Projekt, który Ferrer miał wkrótce ustanowić jako Szkoła Nowoczesna, miał wiele elementów, które w dzisiejszych czasach wydawałyby się prawie konwencjonalne, jednakże wyróżniał się wieloma cechami, które nawet teraz nie wyszły poza fazę eksperymentalną. Aby zrozumieć postępowość Szkoły Współczesnej należy zestawić ją z całością edukacyjnego systemu ówczesnej Hiszpanii.

Chociaż Hiszpania miała powszechne prawo edukacyjne, większość szkół prowadzili duchowni, którzy używali brutalnych metod nauczania i kładli nacisk na pamięciowe uczenie się katolickich dogmatów. Duchowni ci otwarcie atakowali każdą grupę polityczną, teorię naukową i tendencję kulturalną, wywołującą niezadowolenie Kościoła. Koedukacja, tolerowana na wsiach jedynie z braku przestrzeni w szkołach, w miastach była rygorystycznie zakazana.
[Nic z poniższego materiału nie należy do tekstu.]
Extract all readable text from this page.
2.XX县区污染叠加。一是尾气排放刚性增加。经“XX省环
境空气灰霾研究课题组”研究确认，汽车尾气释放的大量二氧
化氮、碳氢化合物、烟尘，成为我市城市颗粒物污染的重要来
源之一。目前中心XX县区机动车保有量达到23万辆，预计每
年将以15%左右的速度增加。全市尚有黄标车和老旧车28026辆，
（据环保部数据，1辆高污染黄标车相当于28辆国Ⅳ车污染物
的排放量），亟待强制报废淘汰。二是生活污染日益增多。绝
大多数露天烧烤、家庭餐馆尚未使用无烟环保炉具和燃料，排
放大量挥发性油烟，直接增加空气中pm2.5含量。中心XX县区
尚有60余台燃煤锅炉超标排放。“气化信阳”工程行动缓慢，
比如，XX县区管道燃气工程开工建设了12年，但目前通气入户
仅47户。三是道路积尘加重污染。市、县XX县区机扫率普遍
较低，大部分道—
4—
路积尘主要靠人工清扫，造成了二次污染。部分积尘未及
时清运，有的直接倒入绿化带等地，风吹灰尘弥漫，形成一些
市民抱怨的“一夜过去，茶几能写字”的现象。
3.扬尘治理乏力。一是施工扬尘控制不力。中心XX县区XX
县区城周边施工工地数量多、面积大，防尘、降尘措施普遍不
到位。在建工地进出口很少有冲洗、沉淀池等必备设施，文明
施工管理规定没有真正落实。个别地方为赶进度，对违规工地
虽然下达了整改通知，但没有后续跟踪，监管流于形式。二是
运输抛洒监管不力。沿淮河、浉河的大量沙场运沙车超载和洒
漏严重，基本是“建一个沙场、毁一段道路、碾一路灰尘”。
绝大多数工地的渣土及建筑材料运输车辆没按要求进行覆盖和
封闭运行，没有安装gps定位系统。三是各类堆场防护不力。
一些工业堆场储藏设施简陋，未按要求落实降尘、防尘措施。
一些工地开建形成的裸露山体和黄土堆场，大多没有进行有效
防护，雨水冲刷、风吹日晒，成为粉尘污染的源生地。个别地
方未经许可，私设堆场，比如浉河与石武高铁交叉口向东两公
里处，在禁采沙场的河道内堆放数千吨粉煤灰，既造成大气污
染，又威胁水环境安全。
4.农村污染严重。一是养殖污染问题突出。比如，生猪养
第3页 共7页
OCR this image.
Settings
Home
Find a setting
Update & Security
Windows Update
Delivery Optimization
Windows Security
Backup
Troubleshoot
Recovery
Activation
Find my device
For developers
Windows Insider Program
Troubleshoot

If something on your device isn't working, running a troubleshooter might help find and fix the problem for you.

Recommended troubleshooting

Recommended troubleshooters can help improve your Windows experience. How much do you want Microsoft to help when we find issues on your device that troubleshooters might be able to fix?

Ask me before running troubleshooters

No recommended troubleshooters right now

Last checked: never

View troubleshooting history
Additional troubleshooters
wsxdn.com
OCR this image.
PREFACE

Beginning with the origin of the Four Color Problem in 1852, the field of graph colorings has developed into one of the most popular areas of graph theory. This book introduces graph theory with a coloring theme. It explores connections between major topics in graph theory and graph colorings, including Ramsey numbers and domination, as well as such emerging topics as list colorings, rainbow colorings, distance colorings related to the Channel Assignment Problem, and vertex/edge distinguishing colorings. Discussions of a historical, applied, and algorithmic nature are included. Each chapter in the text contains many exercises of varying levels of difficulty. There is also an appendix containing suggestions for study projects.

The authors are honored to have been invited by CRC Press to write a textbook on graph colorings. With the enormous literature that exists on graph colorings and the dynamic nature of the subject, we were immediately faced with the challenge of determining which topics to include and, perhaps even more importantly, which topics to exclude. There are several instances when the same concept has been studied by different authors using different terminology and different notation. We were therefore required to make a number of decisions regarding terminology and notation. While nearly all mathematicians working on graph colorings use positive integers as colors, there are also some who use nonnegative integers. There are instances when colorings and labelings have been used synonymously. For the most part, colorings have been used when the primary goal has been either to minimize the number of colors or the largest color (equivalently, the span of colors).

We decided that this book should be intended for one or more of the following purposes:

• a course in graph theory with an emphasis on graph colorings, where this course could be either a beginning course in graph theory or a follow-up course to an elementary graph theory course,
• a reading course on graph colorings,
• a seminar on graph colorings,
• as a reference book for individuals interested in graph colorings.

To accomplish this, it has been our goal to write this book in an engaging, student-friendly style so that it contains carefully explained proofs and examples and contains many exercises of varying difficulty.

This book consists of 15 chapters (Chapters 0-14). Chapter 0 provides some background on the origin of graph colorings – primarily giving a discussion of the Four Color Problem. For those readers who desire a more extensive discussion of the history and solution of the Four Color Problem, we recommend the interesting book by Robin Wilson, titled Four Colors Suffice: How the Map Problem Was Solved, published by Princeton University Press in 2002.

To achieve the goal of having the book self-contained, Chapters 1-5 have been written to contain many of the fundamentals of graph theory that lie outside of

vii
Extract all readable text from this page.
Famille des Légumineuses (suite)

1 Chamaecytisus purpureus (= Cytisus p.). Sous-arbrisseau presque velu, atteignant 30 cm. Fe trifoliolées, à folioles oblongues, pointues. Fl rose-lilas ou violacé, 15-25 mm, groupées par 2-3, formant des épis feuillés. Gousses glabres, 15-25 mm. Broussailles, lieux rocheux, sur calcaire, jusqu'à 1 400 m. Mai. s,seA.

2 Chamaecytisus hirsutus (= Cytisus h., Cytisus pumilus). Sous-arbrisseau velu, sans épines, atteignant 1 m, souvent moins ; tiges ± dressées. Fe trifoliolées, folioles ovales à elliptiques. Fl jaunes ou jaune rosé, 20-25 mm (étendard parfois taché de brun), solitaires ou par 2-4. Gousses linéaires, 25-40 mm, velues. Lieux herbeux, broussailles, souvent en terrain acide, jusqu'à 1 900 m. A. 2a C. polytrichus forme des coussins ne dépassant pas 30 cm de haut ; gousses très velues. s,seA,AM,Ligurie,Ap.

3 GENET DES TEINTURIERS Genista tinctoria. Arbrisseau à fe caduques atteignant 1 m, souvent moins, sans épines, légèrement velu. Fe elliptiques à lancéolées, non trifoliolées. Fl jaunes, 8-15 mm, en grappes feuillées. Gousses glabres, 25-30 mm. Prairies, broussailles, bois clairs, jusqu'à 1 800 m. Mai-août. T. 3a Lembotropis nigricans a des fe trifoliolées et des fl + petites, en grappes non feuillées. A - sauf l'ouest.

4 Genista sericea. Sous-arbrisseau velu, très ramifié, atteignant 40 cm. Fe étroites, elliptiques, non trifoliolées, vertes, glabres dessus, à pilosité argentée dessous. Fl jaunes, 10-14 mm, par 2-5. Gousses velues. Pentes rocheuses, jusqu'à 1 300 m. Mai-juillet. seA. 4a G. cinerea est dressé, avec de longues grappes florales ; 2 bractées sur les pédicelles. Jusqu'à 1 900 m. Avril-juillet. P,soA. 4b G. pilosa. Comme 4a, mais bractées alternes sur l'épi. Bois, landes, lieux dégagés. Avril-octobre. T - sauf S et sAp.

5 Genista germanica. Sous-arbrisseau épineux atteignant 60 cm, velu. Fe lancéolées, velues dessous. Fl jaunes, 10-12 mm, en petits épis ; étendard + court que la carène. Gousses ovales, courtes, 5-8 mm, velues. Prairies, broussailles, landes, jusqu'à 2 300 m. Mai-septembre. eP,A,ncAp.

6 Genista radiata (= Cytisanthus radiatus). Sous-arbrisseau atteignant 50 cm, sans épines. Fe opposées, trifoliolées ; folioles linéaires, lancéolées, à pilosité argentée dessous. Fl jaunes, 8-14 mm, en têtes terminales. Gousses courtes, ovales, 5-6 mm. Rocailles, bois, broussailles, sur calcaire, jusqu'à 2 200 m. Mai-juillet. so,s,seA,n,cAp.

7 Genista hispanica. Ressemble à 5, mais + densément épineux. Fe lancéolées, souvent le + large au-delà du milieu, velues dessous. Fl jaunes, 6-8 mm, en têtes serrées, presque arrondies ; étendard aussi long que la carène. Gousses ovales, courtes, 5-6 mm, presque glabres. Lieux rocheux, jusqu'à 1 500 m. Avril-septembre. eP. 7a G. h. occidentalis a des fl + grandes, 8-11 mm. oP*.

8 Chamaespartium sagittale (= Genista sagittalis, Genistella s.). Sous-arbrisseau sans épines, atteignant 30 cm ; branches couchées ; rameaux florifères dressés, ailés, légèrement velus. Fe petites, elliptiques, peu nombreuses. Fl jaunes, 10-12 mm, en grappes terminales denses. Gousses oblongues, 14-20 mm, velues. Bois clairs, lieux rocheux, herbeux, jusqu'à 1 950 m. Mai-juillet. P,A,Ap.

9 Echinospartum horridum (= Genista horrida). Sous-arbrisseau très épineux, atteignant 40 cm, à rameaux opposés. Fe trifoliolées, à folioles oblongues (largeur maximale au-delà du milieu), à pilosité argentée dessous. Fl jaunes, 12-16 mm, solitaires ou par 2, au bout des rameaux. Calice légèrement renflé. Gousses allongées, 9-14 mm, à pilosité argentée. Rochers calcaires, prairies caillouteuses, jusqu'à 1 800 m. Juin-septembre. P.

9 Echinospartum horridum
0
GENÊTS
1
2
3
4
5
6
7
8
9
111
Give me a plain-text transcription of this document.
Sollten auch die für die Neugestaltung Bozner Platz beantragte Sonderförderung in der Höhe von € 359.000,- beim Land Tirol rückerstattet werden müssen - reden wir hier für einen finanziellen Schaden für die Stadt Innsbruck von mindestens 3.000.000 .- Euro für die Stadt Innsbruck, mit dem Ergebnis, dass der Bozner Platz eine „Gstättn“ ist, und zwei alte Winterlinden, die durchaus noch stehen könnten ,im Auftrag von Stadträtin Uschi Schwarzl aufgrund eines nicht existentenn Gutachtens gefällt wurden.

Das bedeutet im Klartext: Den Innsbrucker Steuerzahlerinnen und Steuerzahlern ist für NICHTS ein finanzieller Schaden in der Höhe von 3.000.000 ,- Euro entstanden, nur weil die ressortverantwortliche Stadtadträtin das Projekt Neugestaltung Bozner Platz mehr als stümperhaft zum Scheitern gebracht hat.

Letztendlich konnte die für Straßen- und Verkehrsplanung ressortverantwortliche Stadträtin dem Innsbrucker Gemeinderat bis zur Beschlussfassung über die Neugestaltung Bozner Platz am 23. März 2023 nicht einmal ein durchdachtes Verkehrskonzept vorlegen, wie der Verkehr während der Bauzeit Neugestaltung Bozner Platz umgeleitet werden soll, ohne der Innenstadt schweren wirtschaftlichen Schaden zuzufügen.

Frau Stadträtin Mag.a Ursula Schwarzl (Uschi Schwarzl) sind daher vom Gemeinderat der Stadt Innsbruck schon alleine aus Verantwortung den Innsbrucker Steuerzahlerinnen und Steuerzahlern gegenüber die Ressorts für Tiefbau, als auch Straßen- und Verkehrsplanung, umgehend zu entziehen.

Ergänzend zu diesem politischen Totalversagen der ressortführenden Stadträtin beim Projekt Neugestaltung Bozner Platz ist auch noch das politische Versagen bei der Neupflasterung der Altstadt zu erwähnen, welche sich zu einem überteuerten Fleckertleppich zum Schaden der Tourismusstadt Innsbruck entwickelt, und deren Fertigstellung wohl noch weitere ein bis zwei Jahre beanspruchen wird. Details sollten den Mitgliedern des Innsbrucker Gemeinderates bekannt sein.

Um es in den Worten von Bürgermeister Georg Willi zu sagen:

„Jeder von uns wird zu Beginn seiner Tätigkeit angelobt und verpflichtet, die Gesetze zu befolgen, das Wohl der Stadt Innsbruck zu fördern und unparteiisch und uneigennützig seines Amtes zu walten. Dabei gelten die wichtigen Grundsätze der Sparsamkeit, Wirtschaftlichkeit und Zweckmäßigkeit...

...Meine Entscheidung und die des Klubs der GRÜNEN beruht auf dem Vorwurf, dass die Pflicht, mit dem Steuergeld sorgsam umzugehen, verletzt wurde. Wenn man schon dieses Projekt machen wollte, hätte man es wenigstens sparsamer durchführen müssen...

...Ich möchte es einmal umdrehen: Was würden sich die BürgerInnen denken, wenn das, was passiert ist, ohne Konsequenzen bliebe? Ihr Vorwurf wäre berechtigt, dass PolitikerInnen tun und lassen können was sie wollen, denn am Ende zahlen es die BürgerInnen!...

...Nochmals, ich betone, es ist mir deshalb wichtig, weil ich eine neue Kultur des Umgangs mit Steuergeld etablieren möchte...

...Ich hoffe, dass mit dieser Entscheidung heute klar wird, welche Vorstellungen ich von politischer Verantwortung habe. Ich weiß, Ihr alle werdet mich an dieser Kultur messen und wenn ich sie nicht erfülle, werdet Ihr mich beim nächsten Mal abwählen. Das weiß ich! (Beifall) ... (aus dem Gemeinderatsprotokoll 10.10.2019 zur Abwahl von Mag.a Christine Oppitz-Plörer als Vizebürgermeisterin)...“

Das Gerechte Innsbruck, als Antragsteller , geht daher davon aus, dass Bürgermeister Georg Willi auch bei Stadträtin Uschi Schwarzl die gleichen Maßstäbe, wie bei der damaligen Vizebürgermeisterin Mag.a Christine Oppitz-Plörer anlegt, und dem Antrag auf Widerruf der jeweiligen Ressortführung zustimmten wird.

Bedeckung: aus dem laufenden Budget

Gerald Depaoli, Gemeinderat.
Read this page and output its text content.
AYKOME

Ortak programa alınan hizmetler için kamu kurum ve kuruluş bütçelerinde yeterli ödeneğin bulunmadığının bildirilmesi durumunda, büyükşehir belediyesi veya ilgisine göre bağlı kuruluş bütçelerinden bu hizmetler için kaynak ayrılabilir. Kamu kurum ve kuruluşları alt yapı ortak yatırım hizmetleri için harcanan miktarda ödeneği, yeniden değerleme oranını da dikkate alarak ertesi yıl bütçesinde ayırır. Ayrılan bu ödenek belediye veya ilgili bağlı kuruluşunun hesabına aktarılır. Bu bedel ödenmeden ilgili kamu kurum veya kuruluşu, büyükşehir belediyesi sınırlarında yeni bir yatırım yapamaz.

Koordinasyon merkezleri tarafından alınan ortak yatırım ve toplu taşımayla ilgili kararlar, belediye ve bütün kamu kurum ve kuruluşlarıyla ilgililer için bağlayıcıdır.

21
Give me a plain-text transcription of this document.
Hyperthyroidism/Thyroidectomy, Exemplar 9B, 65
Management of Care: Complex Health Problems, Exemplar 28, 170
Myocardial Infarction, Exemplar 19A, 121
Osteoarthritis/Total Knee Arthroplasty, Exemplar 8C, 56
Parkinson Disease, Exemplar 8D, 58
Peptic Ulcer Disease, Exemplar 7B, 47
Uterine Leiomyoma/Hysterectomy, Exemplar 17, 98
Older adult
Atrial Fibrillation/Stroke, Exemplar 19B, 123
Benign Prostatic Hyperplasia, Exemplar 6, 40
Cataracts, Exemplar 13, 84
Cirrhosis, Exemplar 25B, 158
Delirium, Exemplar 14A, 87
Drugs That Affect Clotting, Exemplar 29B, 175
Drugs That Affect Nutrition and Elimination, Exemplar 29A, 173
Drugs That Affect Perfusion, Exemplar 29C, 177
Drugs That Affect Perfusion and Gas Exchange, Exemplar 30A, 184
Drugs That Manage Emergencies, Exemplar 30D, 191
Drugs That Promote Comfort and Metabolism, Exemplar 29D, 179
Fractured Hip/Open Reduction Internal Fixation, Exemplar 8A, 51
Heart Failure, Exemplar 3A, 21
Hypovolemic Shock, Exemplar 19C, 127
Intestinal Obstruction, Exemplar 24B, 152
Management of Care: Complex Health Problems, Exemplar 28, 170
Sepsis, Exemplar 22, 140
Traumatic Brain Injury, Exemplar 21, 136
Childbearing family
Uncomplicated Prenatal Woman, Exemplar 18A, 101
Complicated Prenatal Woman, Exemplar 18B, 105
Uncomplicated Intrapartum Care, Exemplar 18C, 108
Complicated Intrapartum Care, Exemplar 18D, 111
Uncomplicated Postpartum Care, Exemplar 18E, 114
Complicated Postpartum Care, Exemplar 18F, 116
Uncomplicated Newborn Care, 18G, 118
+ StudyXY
Tej ponurej instytucji Ferrer przeciwstawił program i metodę nauczania, którą duchowni mogli uznać jedynie za „diaboliczną”. Planował ustanowić program nauczania oparty na naukach przyrodniczych i moralnym racjonalizmie, wolny od religijnych dogmatów i politycznej stronniczości. Chociaż uczniowie mieli otrzymywać systematyczną edukację, nie byłoby nagród za uczoność, ocen, egzaminów, atmosfery współzawodnictwa, przymusu i upokorzenia. Klasy, słowami Ferrera, miały być oparte „na zasadzie solidarności i równości”. Podczas gdy „krnąbrni” uczniowie w szkołach religijnych musieli uklęknąć, a następnie byli bici, nauczyciele w Escuela Moderna zostali ostrzeżeni, że muszą „powstrzymać się od moralnego i fizycznego karania, pod groźbą natychmiastowego zwolnienia”. Program nauczania miał całkowicie zależeć od spontanicznego pragnienia zdobycia wiedzy przez ucznia, któremu pozwolono by uczyć się we własnym tempie. Celem szkoły było wzbudzenie w uczniach „surowej wrogości wobec uprzedzeń” i stworzenie „solidnych umysłów, zdolnych do formowania własnych racjonalnych przekonań na każdy temat”.

Jednakże dla Ferrera „edukacja człowieka nie zamykała się jedynie w ćwiczeniu jego inteligencji, bez zajmowania się jego sercem i wolą. Człowiek jest kompletną i zjednoczoną całością, pomimo różnorodności jego funkcji. Prezentuje różne aspekty, ale u podstaw leży pojedynczą energią, która widzi, kocha i używa swej woli w spełnianiu celów, do których sam doszedł”. Ferrer podkreślał, iż jednym z najważniejszych zadań Szkoły Nowoczesnej jest utrzymanie jedności osobowości, zadbanie, aby w jednostce nie było „dualizmu charakterów – z których jeden widzi i docenia prawdę i dobroć, a drugi czyni zło”. Sama szkoła musi być mikrokosmosem prawdziwego świata, ucieleśniając wiele różnych stron ludzkich osobowości. Stąd Ferrer podkreślał nie tylko ważność koedukacji płci, ale również różnorodność uczniów z różnych klas społecznych. Według niego należało zebrać wspólnie dzieci robotników i klas średnich, aby stworzyć młodym środowisko będące w pełni wyzwalające, „szkołę wyzwolenia, która usunie z umysłu wszystko to, co dzieli ludzi, fałszywe idee własności, państwa i rodziny’. Wiele z tych idei to czysty anarchizm i wskazuje na wpływ Lorenzo i Kropotkina na umysł Ferrera.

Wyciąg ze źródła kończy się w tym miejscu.